Editado em 2010 pela Editorial Presença

Sinopse

Quando Joyce Conway acorda no hospital depois de uma queda grave, sabe que a sua vida nunca mais será a mesma. Não só perdeu o filho que carregava no ventre, como se apercebe que o seu casamento chegou a um beco sem saída. Mas estas não são as únicas consequências. Joyce simplesmente já não é a mesma pessoa. De repente disserta sobre arte e arquitectura europeias, tem hábitos alimentares completamente diferentes, fala sobre ruas parisienses onde nunca esteve… e cruza-se amiúde com um homem a quem sente que está estranhamente ligada…

A minha opinião

Comecei este livro com algumas reservas, confesso, atendendo à classificação no Goodreads e às opiniões que ia lendo por ai. Não coloquei a leitura logo de parte porque, salvo raras excepções, gosto de experimentar antes de dizer que não gosto.

Este livro assenta numa premissa completamente inverosímil. Joyce recebe uma transfusão de sangue e, a partir dai, as suas recordações e o seu comportamento mudam por completo. De vegetariana convicta passa a comer carne com satisfação, começa a falar três línguas diferentes e começa a perceber de arte e monumentos. Justin, o professor de arte e curador dum museu, obrigado a dar sangue (confesso que percebo perfeitamente o medo de agulhas que ele tem) sente uma ligação estranha com Joyce, com quem se começa a cruzar constantemente.

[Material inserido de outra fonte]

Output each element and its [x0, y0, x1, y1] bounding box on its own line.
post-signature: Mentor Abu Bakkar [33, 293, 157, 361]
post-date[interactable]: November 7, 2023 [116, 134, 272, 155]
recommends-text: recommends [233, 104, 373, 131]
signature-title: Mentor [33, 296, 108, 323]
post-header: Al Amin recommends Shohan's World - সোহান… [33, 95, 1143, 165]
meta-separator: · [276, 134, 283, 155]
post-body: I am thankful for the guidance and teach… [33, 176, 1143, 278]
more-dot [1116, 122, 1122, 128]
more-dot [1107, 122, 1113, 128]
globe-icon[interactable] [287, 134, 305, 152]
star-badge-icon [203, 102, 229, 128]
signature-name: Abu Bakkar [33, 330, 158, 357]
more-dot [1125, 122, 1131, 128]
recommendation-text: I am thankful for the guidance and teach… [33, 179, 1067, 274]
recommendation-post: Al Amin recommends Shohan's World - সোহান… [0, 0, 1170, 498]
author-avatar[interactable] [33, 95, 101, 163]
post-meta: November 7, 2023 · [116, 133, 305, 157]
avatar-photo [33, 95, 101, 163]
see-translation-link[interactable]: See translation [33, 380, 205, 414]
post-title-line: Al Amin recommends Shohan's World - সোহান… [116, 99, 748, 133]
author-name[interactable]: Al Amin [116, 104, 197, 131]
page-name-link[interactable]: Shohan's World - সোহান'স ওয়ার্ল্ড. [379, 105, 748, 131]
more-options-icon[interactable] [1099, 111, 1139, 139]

Bom, não sendo um livro de fantasia, esta ideia do conhecimento e das memórias se transmitirem por uma doação de sangue e de que haja uma ligação entre ambos é extraordinariamente estapafúrdia. Mas pronto, deixemos isso de parte e foquemos no resto.

Não é, de todo, uma obra de arte da literatura, nem sequer é um livro memorável. É um livro mediano, com uma história razoável e que tem alguns momentos hilariantes que nos são proporcionados pelo pai de Joyce. Lê-se bem, desde que não tenhamos as expectativas demasiado elevadas, pelo que creio que não foi tempo totalmente perdido.

 

(leia aqui as primeiras páginas)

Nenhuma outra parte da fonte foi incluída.